Ingredients:
For the Rice:
- 2 tbsp vegetable oil
- 1 small onion, diced
- 1 bell pepper, diced (any color)
- 3 garlic cloves, minced
- 2 cups long-grain rice
- 1 tsp ground turmeric or annatto powder (for color)
- 4 cups chicken broth
- 1 cup tomato sauce
- ½ cup frozen peas
- ½ cup diced carrots
- ½ cup sliced green olives (optional)
- 2 tbsp fresh cilantro, chopped
For the Chicken:
- 2 lbs chicken thighs or drumsticks, skin-on or skinless
- 1 lime, juiced
- 1 tsp ground cumin
- 1 tsp paprika
- 1 tsp ground oregano
- Salt and pepper to taste
Instructions:
1. Marinate the Chicken:
- Rinse chicken with lime juice and pat dry.
- Season with cumin, paprika, oregano, salt, and pepper.
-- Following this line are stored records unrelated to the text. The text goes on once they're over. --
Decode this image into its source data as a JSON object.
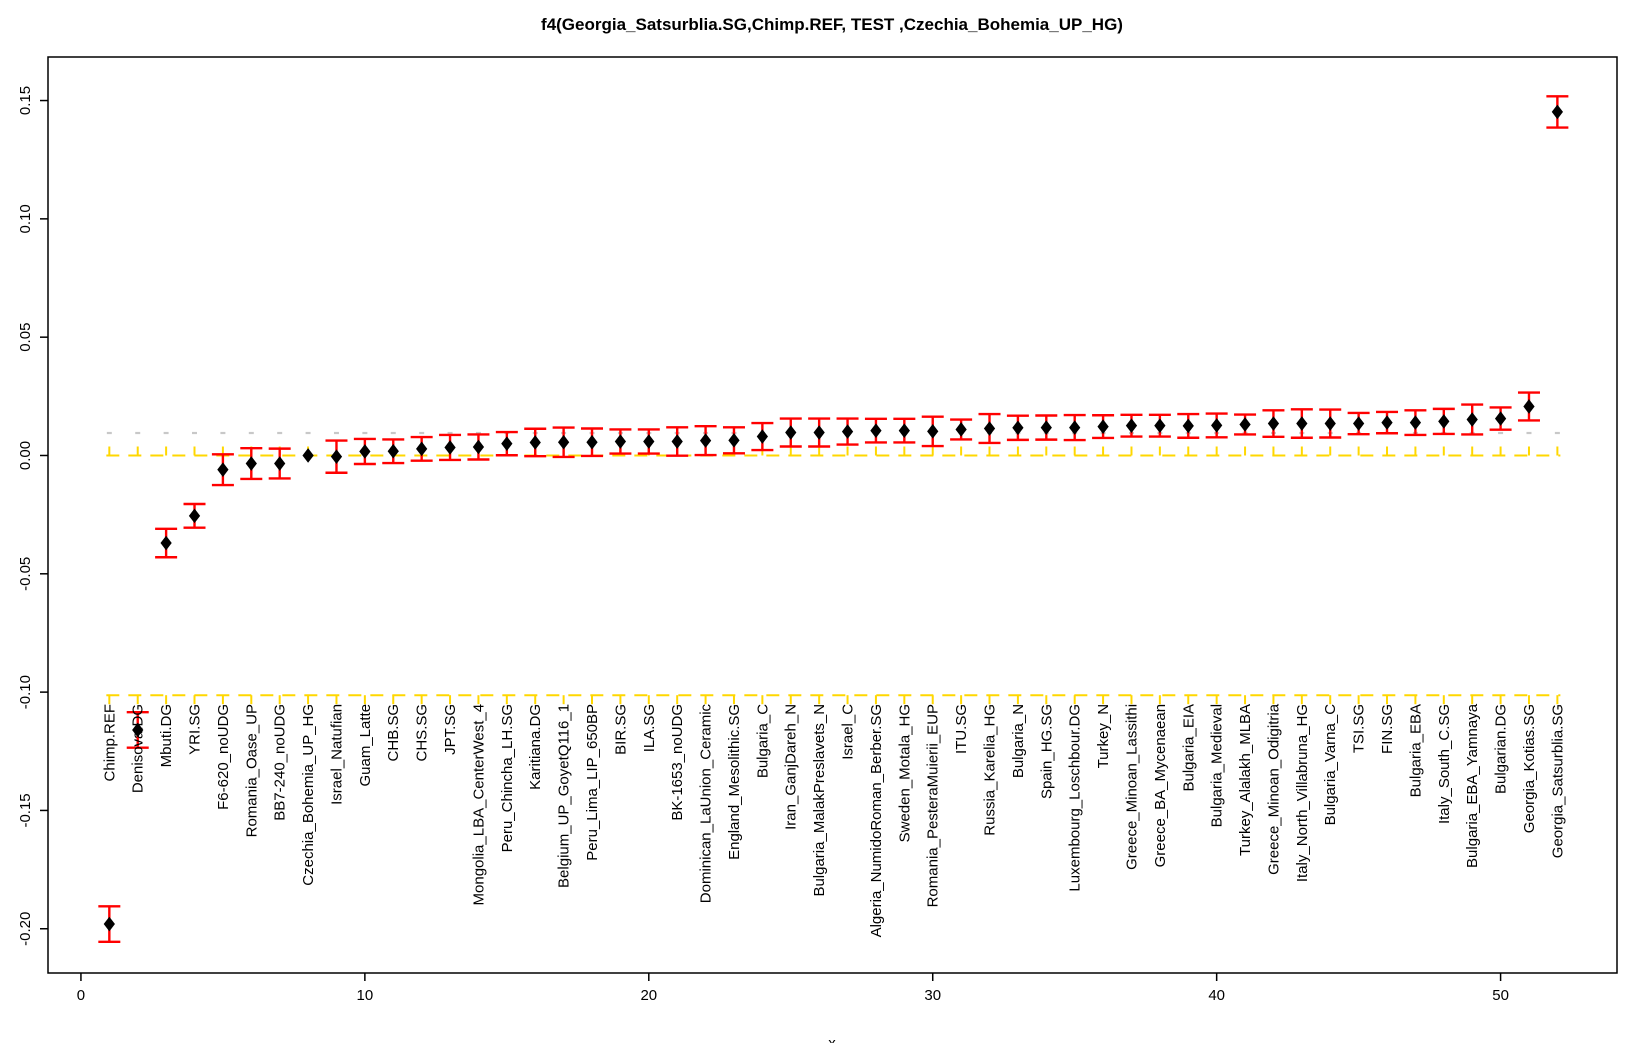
{
  "chart_data": {
    "type": "scatter",
    "title": "f4(Georgia_Satsurblia.SG,Chimp.REF, TEST ,Czechia_Bohemia_UP_HG)",
    "xlabel": "x",
    "ylabel": "",
    "legend": "none",
    "grid": "off",
    "point_marker": "filled-diamond",
    "point_color": "#000000",
    "error_bar_color": "#ff0000",
    "dashed_line_color": "#ffd700",
    "dotted_mark_color": "#c8c8c8",
    "xlim": [
      -1.16,
      54.1
    ],
    "ylim": [
      -0.2187,
      0.1684
    ],
    "x_ticks": [
      {
        "label": "0",
        "v": 0
      },
      {
        "label": "10",
        "v": 10
      },
      {
        "label": "20",
        "v": 20
      },
      {
        "label": "30",
        "v": 30
      },
      {
        "label": "40",
        "v": 40
      },
      {
        "label": "50",
        "v": 50
      }
    ],
    "y_ticks": [
      {
        "label": "0.15",
        "v": 0.15
      },
      {
        "label": "0.10",
        "v": 0.1
      },
      {
        "label": "0.05",
        "v": 0.05
      },
      {
        "label": "0.00",
        "v": 0.0
      },
      {
        "label": "-0.05",
        "v": -0.05
      },
      {
        "label": "-0.10",
        "v": -0.1
      },
      {
        "label": "-0.15",
        "v": -0.15
      },
      {
        "label": "-0.20",
        "v": -0.2
      }
    ],
    "reference_lines": [
      {
        "y": 0.0095,
        "style": "dotted-marks",
        "color": "#c8c8c8",
        "tick_dir": "none"
      },
      {
        "y": 0.0,
        "style": "dashed",
        "color": "#ffd700",
        "tick_dir": "up"
      },
      {
        "y": -0.1013,
        "style": "dashed",
        "color": "#ffd700",
        "tick_dir": "down"
      }
    ],
    "series": [
      {
        "name": "f4_TEST",
        "points": [
          {
            "x": 1,
            "label": "Chimp.REF",
            "y": -0.198,
            "se": 0.0075
          },
          {
            "x": 2,
            "label": "Denisova.DG",
            "y": -0.116,
            "se": 0.0075
          },
          {
            "x": 3,
            "label": "Mbuti.DG",
            "y": -0.037,
            "se": 0.006
          },
          {
            "x": 4,
            "label": "YRI.SG",
            "y": -0.0255,
            "se": 0.005
          },
          {
            "x": 5,
            "label": "F6-620_noUDG",
            "y": -0.006,
            "se": 0.0065
          },
          {
            "x": 6,
            "label": "Romania_Oase_UP",
            "y": -0.0034,
            "se": 0.0065
          },
          {
            "x": 7,
            "label": "BB7-240_noUDG",
            "y": -0.0034,
            "se": 0.0063
          },
          {
            "x": 8,
            "label": "Czechia_Bohemia_UP_HG",
            "y": 0.0,
            "se": 0.0
          },
          {
            "x": 9,
            "label": "Israel_Natufian",
            "y": -0.0005,
            "se": 0.0068
          },
          {
            "x": 10,
            "label": "Guam_Latte",
            "y": 0.0017,
            "se": 0.0053
          },
          {
            "x": 11,
            "label": "CHB.SG",
            "y": 0.0018,
            "se": 0.005
          },
          {
            "x": 12,
            "label": "CHS.SG",
            "y": 0.0028,
            "se": 0.005
          },
          {
            "x": 13,
            "label": "JPT.SG",
            "y": 0.0034,
            "se": 0.0053
          },
          {
            "x": 14,
            "label": "Mongolia_LBA_CenterWest_4",
            "y": 0.0036,
            "se": 0.0053
          },
          {
            "x": 15,
            "label": "Peru_Chincha_LH.SG",
            "y": 0.005,
            "se": 0.0049
          },
          {
            "x": 16,
            "label": "Karitiana.DG",
            "y": 0.0055,
            "se": 0.0058
          },
          {
            "x": 17,
            "label": "Belgium_UP_GoyetQ116_1",
            "y": 0.0056,
            "se": 0.0062
          },
          {
            "x": 18,
            "label": "Peru_Lima_LIP_650BP",
            "y": 0.0056,
            "se": 0.0058
          },
          {
            "x": 19,
            "label": "BIR.SG",
            "y": 0.0059,
            "se": 0.0051
          },
          {
            "x": 20,
            "label": "ILA.SG",
            "y": 0.0059,
            "se": 0.0051
          },
          {
            "x": 21,
            "label": "BK-1653_noUDG",
            "y": 0.0059,
            "se": 0.006
          },
          {
            "x": 22,
            "label": "Dominican_LaUnion_Ceramic",
            "y": 0.0063,
            "se": 0.0061
          },
          {
            "x": 23,
            "label": "England_Mesolithic.SG",
            "y": 0.0064,
            "se": 0.0055
          },
          {
            "x": 24,
            "label": "Bulgaria_C",
            "y": 0.008,
            "se": 0.0057
          },
          {
            "x": 25,
            "label": "Iran_GanjDareh_N",
            "y": 0.0097,
            "se": 0.0059
          },
          {
            "x": 26,
            "label": "Bulgaria_MalakPreslavets_N",
            "y": 0.0097,
            "se": 0.0059
          },
          {
            "x": 27,
            "label": "Israel_C",
            "y": 0.0101,
            "se": 0.0055
          },
          {
            "x": 28,
            "label": "Algeria_NumidoRoman_Berber.SG",
            "y": 0.0105,
            "se": 0.005
          },
          {
            "x": 29,
            "label": "Sweden_Motala_HG",
            "y": 0.0105,
            "se": 0.005
          },
          {
            "x": 30,
            "label": "Romania_PesteraMuierii_EUP",
            "y": 0.0102,
            "se": 0.0062
          },
          {
            "x": 31,
            "label": "ITU.SG",
            "y": 0.011,
            "se": 0.0042
          },
          {
            "x": 32,
            "label": "Russia_Karelia_HG",
            "y": 0.0114,
            "se": 0.0061
          },
          {
            "x": 33,
            "label": "Bulgaria_N",
            "y": 0.0117,
            "se": 0.0051
          },
          {
            "x": 34,
            "label": "Spain_HG.SG",
            "y": 0.0118,
            "se": 0.0051
          },
          {
            "x": 35,
            "label": "Luxembourg_Loschbour.DG",
            "y": 0.0118,
            "se": 0.0053
          },
          {
            "x": 36,
            "label": "Turkey_N",
            "y": 0.0122,
            "se": 0.0048
          },
          {
            "x": 37,
            "label": "Greece_Minoan_Lassithi",
            "y": 0.0126,
            "se": 0.0046
          },
          {
            "x": 38,
            "label": "Greece_BA_Mycenaean",
            "y": 0.0126,
            "se": 0.0046
          },
          {
            "x": 39,
            "label": "Bulgaria_EIA",
            "y": 0.0125,
            "se": 0.005
          },
          {
            "x": 40,
            "label": "Bulgaria_Medieval",
            "y": 0.0127,
            "se": 0.005
          },
          {
            "x": 41,
            "label": "Turkey_Alalakh_MLBA",
            "y": 0.0131,
            "se": 0.0042
          },
          {
            "x": 42,
            "label": "Greece_Minoan_Odigitria",
            "y": 0.0135,
            "se": 0.0056
          },
          {
            "x": 43,
            "label": "Italy_North_Villabruna_HG",
            "y": 0.0135,
            "se": 0.006
          },
          {
            "x": 44,
            "label": "Bulgaria_Varna_C",
            "y": 0.0135,
            "se": 0.0059
          },
          {
            "x": 45,
            "label": "TSI.SG",
            "y": 0.0135,
            "se": 0.0045
          },
          {
            "x": 46,
            "label": "FIN.SG",
            "y": 0.0139,
            "se": 0.0045
          },
          {
            "x": 47,
            "label": "Bulgaria_EBA",
            "y": 0.0139,
            "se": 0.0052
          },
          {
            "x": 48,
            "label": "Italy_South_C.SG",
            "y": 0.0144,
            "se": 0.0053
          },
          {
            "x": 49,
            "label": "Bulgaria_EBA_Yamnaya",
            "y": 0.0152,
            "se": 0.0063
          },
          {
            "x": 50,
            "label": "Bulgarian.DG",
            "y": 0.0156,
            "se": 0.0047
          },
          {
            "x": 51,
            "label": "Georgia_Kotias.SG",
            "y": 0.0207,
            "se": 0.0059
          },
          {
            "x": 52,
            "label": "Georgia_Satsurblia.SG",
            "y": 0.1452,
            "se": 0.0066
          }
        ]
      }
    ]
  }
}
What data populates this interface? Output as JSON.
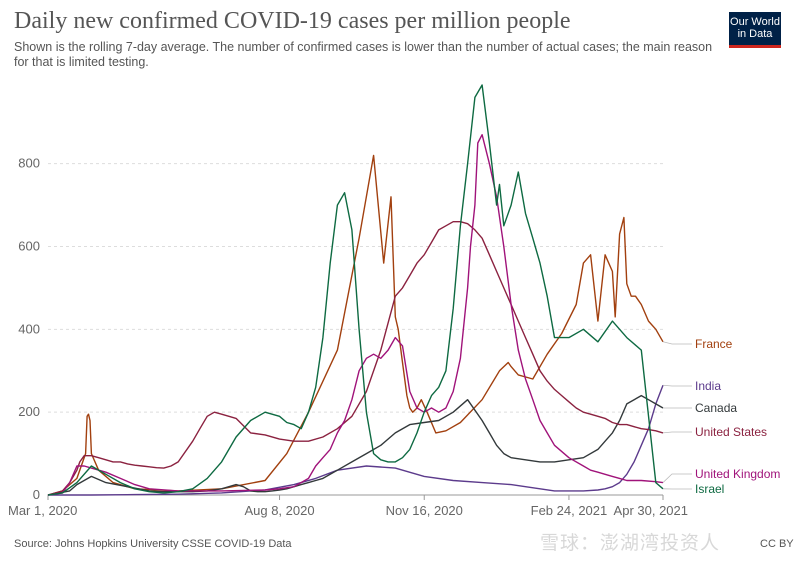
{
  "header": {
    "title": "Daily new confirmed COVID-19 cases per million people",
    "subtitle": "Shown is the rolling 7-day average. The number of confirmed cases is lower than the number of actual cases; the main reason for that is limited testing."
  },
  "logo": {
    "line1": "Our World",
    "line2": "in Data"
  },
  "footer": {
    "source": "Source: Johns Hopkins University CSSE COVID-19 Data",
    "license": "CC BY",
    "watermark": "雪球：澎湖湾投资人"
  },
  "colors": {
    "France": "#a2400f",
    "India": "#5c3b8c",
    "Canada": "#33393b",
    "United States": "#8b2240",
    "United Kingdom": "#a0137a",
    "Israel": "#0e6a42"
  },
  "chart_data": {
    "type": "line",
    "title": "Daily new confirmed COVID-19 cases per million people",
    "xlabel": "",
    "ylabel": "",
    "x_ticks": [
      "Mar 1, 2020",
      "Aug 8, 2020",
      "Nov 16, 2020",
      "Feb 24, 2021",
      "Apr 30, 2021"
    ],
    "y_ticks": [
      "0",
      "200",
      "400",
      "600",
      "800"
    ],
    "xlim": [
      0,
      425
    ],
    "ylim": [
      0,
      990
    ],
    "grid": true,
    "series": [
      {
        "name": "France",
        "x": [
          0,
          10,
          20,
          26,
          27,
          28,
          29,
          30,
          35,
          45,
          60,
          90,
          120,
          150,
          165,
          180,
          200,
          215,
          225,
          232,
          237,
          240,
          242,
          245,
          248,
          250,
          252,
          255,
          258,
          262,
          268,
          275,
          285,
          300,
          312,
          318,
          320,
          325,
          335,
          345,
          355,
          365,
          370,
          375,
          380,
          385,
          390,
          392,
          395,
          398,
          400,
          403,
          406,
          410,
          415,
          420,
          425
        ],
        "values": [
          0,
          10,
          40,
          100,
          190,
          195,
          180,
          100,
          60,
          30,
          15,
          10,
          15,
          35,
          100,
          200,
          350,
          620,
          820,
          560,
          720,
          430,
          400,
          320,
          240,
          210,
          200,
          210,
          230,
          200,
          150,
          155,
          175,
          230,
          300,
          320,
          310,
          290,
          280,
          340,
          390,
          460,
          560,
          580,
          420,
          580,
          540,
          430,
          630,
          670,
          510,
          480,
          480,
          460,
          420,
          400,
          370
        ]
      },
      {
        "name": "India",
        "x": [
          0,
          30,
          60,
          90,
          120,
          150,
          170,
          185,
          200,
          220,
          240,
          260,
          280,
          300,
          320,
          330,
          340,
          350,
          360,
          370,
          380,
          385,
          390,
          395,
          400,
          405,
          410,
          415,
          420,
          425
        ],
        "values": [
          0,
          0,
          1,
          2,
          5,
          12,
          25,
          40,
          60,
          70,
          65,
          45,
          35,
          30,
          25,
          20,
          15,
          10,
          10,
          10,
          12,
          15,
          20,
          30,
          50,
          80,
          120,
          160,
          220,
          265
        ]
      },
      {
        "name": "Canada",
        "x": [
          0,
          15,
          20,
          30,
          40,
          55,
          70,
          80,
          90,
          100,
          110,
          120,
          125,
          130,
          135,
          140,
          145,
          150,
          155,
          160,
          165,
          170,
          175,
          180,
          185,
          190,
          200,
          210,
          220,
          230,
          240,
          250,
          260,
          270,
          280,
          290,
          300,
          305,
          310,
          315,
          320,
          330,
          340,
          350,
          360,
          370,
          380,
          385,
          390,
          395,
          400,
          410,
          415,
          420,
          425
        ],
        "values": [
          0,
          10,
          25,
          45,
          30,
          20,
          10,
          8,
          8,
          8,
          10,
          15,
          20,
          25,
          20,
          10,
          8,
          8,
          10,
          12,
          15,
          20,
          25,
          30,
          35,
          40,
          60,
          80,
          100,
          120,
          150,
          170,
          175,
          180,
          200,
          230,
          180,
          150,
          120,
          100,
          90,
          85,
          80,
          80,
          85,
          90,
          110,
          130,
          150,
          180,
          220,
          240,
          230,
          220,
          210
        ]
      },
      {
        "name": "United States",
        "x": [
          0,
          10,
          15,
          20,
          22,
          25,
          30,
          35,
          40,
          45,
          50,
          55,
          60,
          65,
          70,
          75,
          80,
          85,
          90,
          100,
          105,
          110,
          115,
          120,
          125,
          130,
          140,
          150,
          160,
          170,
          180,
          190,
          200,
          210,
          220,
          230,
          240,
          245,
          250,
          255,
          260,
          265,
          270,
          275,
          280,
          285,
          290,
          295,
          300,
          305,
          310,
          315,
          320,
          325,
          330,
          335,
          340,
          345,
          350,
          355,
          360,
          365,
          370,
          375,
          380,
          385,
          390,
          395,
          400,
          405,
          410,
          415,
          420,
          425
        ],
        "values": [
          0,
          10,
          30,
          60,
          80,
          95,
          95,
          90,
          85,
          80,
          80,
          75,
          72,
          70,
          68,
          66,
          65,
          70,
          80,
          130,
          160,
          190,
          200,
          195,
          190,
          185,
          150,
          145,
          135,
          130,
          130,
          140,
          160,
          190,
          250,
          350,
          480,
          500,
          530,
          560,
          580,
          610,
          640,
          650,
          660,
          660,
          655,
          640,
          620,
          580,
          540,
          500,
          460,
          420,
          380,
          340,
          300,
          275,
          255,
          240,
          225,
          210,
          200,
          195,
          190,
          185,
          175,
          170,
          170,
          165,
          160,
          158,
          155,
          150
        ]
      },
      {
        "name": "United Kingdom",
        "x": [
          0,
          10,
          15,
          20,
          25,
          30,
          40,
          50,
          60,
          70,
          90,
          120,
          150,
          160,
          170,
          180,
          185,
          190,
          195,
          200,
          205,
          210,
          215,
          220,
          225,
          230,
          235,
          240,
          245,
          250,
          255,
          260,
          265,
          270,
          275,
          280,
          285,
          290,
          292,
          295,
          297,
          300,
          305,
          310,
          315,
          320,
          325,
          330,
          335,
          340,
          345,
          350,
          360,
          370,
          375,
          380,
          385,
          390,
          395,
          400,
          410,
          420,
          425
        ],
        "values": [
          0,
          5,
          30,
          70,
          70,
          65,
          55,
          40,
          25,
          15,
          10,
          10,
          12,
          15,
          20,
          40,
          70,
          90,
          110,
          150,
          180,
          230,
          300,
          330,
          340,
          330,
          350,
          380,
          360,
          250,
          210,
          200,
          210,
          200,
          210,
          250,
          330,
          500,
          600,
          700,
          850,
          870,
          800,
          720,
          600,
          460,
          350,
          280,
          230,
          180,
          150,
          120,
          90,
          70,
          60,
          55,
          50,
          45,
          40,
          35,
          35,
          32,
          30
        ]
      },
      {
        "name": "Israel",
        "x": [
          0,
          10,
          20,
          30,
          40,
          50,
          60,
          70,
          80,
          90,
          100,
          110,
          120,
          130,
          140,
          150,
          160,
          165,
          170,
          175,
          180,
          185,
          190,
          195,
          200,
          205,
          210,
          215,
          220,
          225,
          230,
          235,
          240,
          245,
          250,
          255,
          260,
          265,
          270,
          275,
          280,
          285,
          290,
          295,
          300,
          305,
          310,
          312,
          315,
          320,
          325,
          330,
          335,
          340,
          345,
          350,
          360,
          370,
          380,
          390,
          400,
          410,
          420,
          425
        ],
        "values": [
          0,
          5,
          30,
          70,
          50,
          30,
          15,
          8,
          5,
          8,
          15,
          40,
          80,
          140,
          180,
          200,
          190,
          175,
          170,
          160,
          200,
          260,
          380,
          560,
          700,
          730,
          640,
          400,
          200,
          100,
          85,
          80,
          80,
          90,
          110,
          150,
          200,
          240,
          260,
          300,
          450,
          650,
          800,
          960,
          990,
          850,
          700,
          750,
          650,
          700,
          780,
          680,
          620,
          560,
          480,
          380,
          380,
          400,
          370,
          420,
          380,
          350,
          30,
          15
        ]
      }
    ]
  }
}
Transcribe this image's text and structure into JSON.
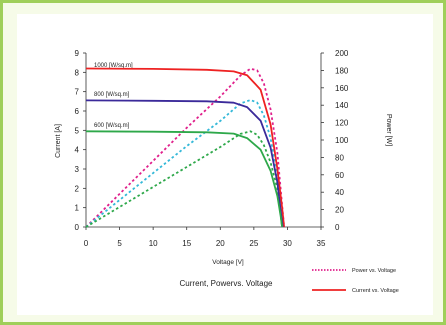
{
  "chart_data": {
    "type": "line",
    "title": "Current, Powervs. Voltage",
    "xlabel": "Voltage [V]",
    "ylabel": "Current [A]",
    "y2label": "Power [W]",
    "xlim": [
      0,
      35
    ],
    "ylim": [
      0,
      9
    ],
    "y2lim": [
      0,
      200
    ],
    "xticks": [
      "0",
      "5",
      "10",
      "15",
      "20",
      "25",
      "30",
      "35"
    ],
    "yticks": [
      "0",
      "1",
      "2",
      "3",
      "4",
      "5",
      "6",
      "7",
      "8",
      "9"
    ],
    "y2ticks": [
      "0",
      "20",
      "40",
      "60",
      "80",
      "100",
      "120",
      "140",
      "160",
      "180",
      "200"
    ],
    "grid": false,
    "legend": {
      "position": "bottom-right",
      "entries": [
        {
          "label": "Power vs. Voltage",
          "style": "dotted",
          "color": "#e0208c"
        },
        {
          "label": "Current vs. Voltage",
          "style": "solid",
          "color": "#ee2222"
        }
      ]
    },
    "annotations": [
      "1000 [W/sq.m]",
      "800 [W/sq.m]",
      "600 [W/sq.m]"
    ],
    "current_curves": [
      {
        "irradiance": "1000 [W/sq.m]",
        "color": "#ee2222",
        "x": [
          0,
          10,
          18,
          22,
          24,
          26,
          27.5,
          28.5,
          29.2,
          29.5
        ],
        "y": [
          8.2,
          8.18,
          8.13,
          8.05,
          7.85,
          7.1,
          5.3,
          3.0,
          1.0,
          0
        ]
      },
      {
        "irradiance": "800 [W/sq.m]",
        "color": "#3b2a9a",
        "x": [
          0,
          10,
          18,
          22,
          24,
          26,
          27.5,
          28.5,
          29.0,
          29.3
        ],
        "y": [
          6.55,
          6.53,
          6.5,
          6.43,
          6.2,
          5.5,
          4.1,
          2.3,
          0.8,
          0
        ]
      },
      {
        "irradiance": "600 [W/sq.m]",
        "color": "#2ea84a",
        "x": [
          0,
          10,
          18,
          22,
          24,
          26,
          27.5,
          28.5,
          29.0,
          29.2
        ],
        "y": [
          4.95,
          4.93,
          4.9,
          4.83,
          4.6,
          4.0,
          2.9,
          1.6,
          0.55,
          0
        ]
      }
    ],
    "power_curves": [
      {
        "irradiance": "1000 [W/sq.m]",
        "color": "#e0208c",
        "x": [
          0,
          5,
          10,
          15,
          20,
          23,
          24.5,
          25.5,
          26.5,
          27.5,
          28.5,
          29.5
        ],
        "y": [
          0,
          38,
          76,
          114,
          150,
          174,
          182,
          180,
          165,
          135,
          85,
          0
        ]
      },
      {
        "irradiance": "800 [W/sq.m]",
        "color": "#33b8d8",
        "x": [
          0,
          5,
          10,
          15,
          20,
          23,
          24.5,
          25.5,
          26.5,
          27.5,
          28.5,
          29.3
        ],
        "y": [
          0,
          31,
          62,
          93,
          122,
          142,
          146,
          143,
          128,
          102,
          60,
          0
        ]
      },
      {
        "irradiance": "600 [W/sq.m]",
        "color": "#2ea84a",
        "x": [
          0,
          5,
          10,
          15,
          20,
          23,
          24.5,
          25.5,
          26.5,
          27.5,
          28.5,
          29.2
        ],
        "y": [
          0,
          23,
          46,
          69,
          92,
          107,
          110,
          106,
          94,
          74,
          44,
          0
        ]
      }
    ]
  }
}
Set aside to marinate for at least 20 minutes.
2. Sear the Chicken:
- Heat vegetable oil in a large, deep skillet or pot over medium-high heat.
- Add the chicken pieces and sear until golden brown on all sides. Remove and set aside.
3. Sauté the Aromatics:
- In the same pot, add onions, bell peppers, and garlic. Cook until softened and fragrant, about 3 minutes.
4. Add the Rice:
- Stir in the rice, turmeric or annatto powder, and tomato sauce. Toast the rice for 2-3 minutes, stirring constantly.
5. Cook the Rice and Chicken:
- Add chicken broth and mix well.
- Return the chicken pieces to the pot, nestling them into the rice.
- Bring to a boil, then reduce heat to low. Cover and simmer for 25-30 minutes, or until the rice is cooked and liquid is absorbed.
6. Add Vegetables:
- Stir in peas, carrots, and olives during the last 5 minutes of cooking.
- Sprinkle with fresh cilantro before serving.
Serving Suggestions:
- Serve with a side of fried plantains, a fresh green salad, or slices of ripe avocado.
- Perfect for family dinners or gatherings!